„Wenn die Biene von der Erde verschwindet, hat der Mensch nur noch vier Jahre zu leben\“ – dieses Zitat eines unbekannten Autors macht deutlich: Wenn ein so wichtiges Lebewesen wie die Biene als Artengruppe ausstirbt, gibt es auch keine Blütenbestäubung mehr und damit fehlt die Befruchtung von Obst und Gemüse. Eine Lebensgrundlage kommt abhanden.
Mit diesem Zitat eröffneten Nicole Brumme, Vorsitzende des Grünen-Ortsverbandes Kempen, und Ute Straeten, Grünen-Ratsmitglied, einen Abend zum Thema "Insekten im steilen Sturzflug – bedrohte Lebensräume von Blütenstäubern".
Eine Bestäubung durch Menschenhand, wie sie in einem Teil Chinas bereits praktiziert werden muss, sei keine Perspektive. Stattdessen will man für das Motto "Kempen summt und brummt" aktiv werden. Ein Ziel, dass nur gemeinsam erreicht werden kann. Dass der Wille, daran mitzuarbeiten, auch bei den Landwirten vorhanden ist, machte Paul-Christian Küskens, Vorsitzender der Kreisbauernschaft, deutlich. Das Anlegen von Blühstreifen sei dabei das eine. "Der Acker ist meine Werkstatt. Ich versuche, so wenig wie möglich einzugreifen. Es müssten sich aber auch die Ansprüche an die Produktion verändern. Kartoffeln mit Schorf kann ich nicht verkaufen und auch den Salat mit dem welken Blatt oder der Raupe nimmt mir keiner ab", sagte der Landwirt, der Ackerbau und Milchviehwirtschaft betreibt.

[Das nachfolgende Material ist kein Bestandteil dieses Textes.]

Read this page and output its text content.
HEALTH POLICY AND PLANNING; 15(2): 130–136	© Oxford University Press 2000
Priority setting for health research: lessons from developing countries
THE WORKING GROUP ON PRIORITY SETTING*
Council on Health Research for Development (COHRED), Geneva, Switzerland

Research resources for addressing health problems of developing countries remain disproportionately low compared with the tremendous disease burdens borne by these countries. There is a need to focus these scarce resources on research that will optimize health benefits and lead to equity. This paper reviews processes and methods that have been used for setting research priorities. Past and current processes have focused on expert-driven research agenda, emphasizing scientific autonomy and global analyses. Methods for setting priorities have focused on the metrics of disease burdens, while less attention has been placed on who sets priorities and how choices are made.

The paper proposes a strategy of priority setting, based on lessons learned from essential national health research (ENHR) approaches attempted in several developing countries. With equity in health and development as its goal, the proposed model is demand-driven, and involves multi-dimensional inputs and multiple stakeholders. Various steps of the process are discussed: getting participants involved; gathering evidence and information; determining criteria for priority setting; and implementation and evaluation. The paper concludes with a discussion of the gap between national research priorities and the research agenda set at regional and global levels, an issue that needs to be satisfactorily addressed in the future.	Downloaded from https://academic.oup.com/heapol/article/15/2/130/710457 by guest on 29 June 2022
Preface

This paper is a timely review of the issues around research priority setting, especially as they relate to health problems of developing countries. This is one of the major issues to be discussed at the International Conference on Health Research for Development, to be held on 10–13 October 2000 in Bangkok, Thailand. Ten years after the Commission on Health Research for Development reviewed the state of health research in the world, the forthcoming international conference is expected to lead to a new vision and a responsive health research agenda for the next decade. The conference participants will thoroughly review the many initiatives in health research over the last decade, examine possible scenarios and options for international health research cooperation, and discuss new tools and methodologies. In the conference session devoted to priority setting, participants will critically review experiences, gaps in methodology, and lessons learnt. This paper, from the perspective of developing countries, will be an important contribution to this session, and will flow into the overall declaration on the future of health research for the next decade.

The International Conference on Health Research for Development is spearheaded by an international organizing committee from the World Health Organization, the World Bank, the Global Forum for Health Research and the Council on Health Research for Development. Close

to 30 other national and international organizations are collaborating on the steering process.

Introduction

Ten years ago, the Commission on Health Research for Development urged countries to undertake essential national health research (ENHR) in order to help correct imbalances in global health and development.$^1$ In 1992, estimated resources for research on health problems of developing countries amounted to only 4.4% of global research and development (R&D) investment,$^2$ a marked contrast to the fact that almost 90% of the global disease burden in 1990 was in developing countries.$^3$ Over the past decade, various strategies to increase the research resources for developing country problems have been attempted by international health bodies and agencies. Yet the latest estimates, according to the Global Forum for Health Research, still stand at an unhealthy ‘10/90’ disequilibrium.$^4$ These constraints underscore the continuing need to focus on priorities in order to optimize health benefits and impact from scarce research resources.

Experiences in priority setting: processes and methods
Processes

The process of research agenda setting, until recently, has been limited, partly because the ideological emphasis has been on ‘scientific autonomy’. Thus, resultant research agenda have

Hier seien die Verbraucher gefordert. Sie müssten umdenken.
Auf die Naturschutzstiftung verwies Bernd Lüttgens, der stellvertretender Geschäftsführer des Rheinischen Landwirtschaftsverbandes. Es werde mit Ausgleich- und Ersatzflächen oder besonderen Umweltprojekten versucht, die Natur zu entlasten. "Mich ärgern die Steinwüsten in den Gärten extrem. Hier sollte die Politik einwirken, denn jeder einzelne Bürger kann etwas tun", sagte Lüttgens. Die Flächen seien da, man müsse sie nur nutzen, das machte Heinz Tüffers vom Naturschutzbund (Nabu) aus Nettetal klar. Innerhalb von zehn Jahren hat er etwa 80.000 Quadratmeter Wildblumenwiese auf privaten und öffentlichen Flächen angelegt. "Kommunen haben riesige Rasenflächen, die monoton sind. Hier könnten Wildblumenwiesen entstehen und man könnte viele Quadratmeter für Insekten gewinnen. Jeder Quadratmeter zählt", sagte Tüffers. Man fahre nach Bayern oder in andere Urlaubsregionen, um dort über die Artenvielfalt zu staunen. Das könne der Tourismus auch hier am Niederrhein haben, ergänzte Tüffers.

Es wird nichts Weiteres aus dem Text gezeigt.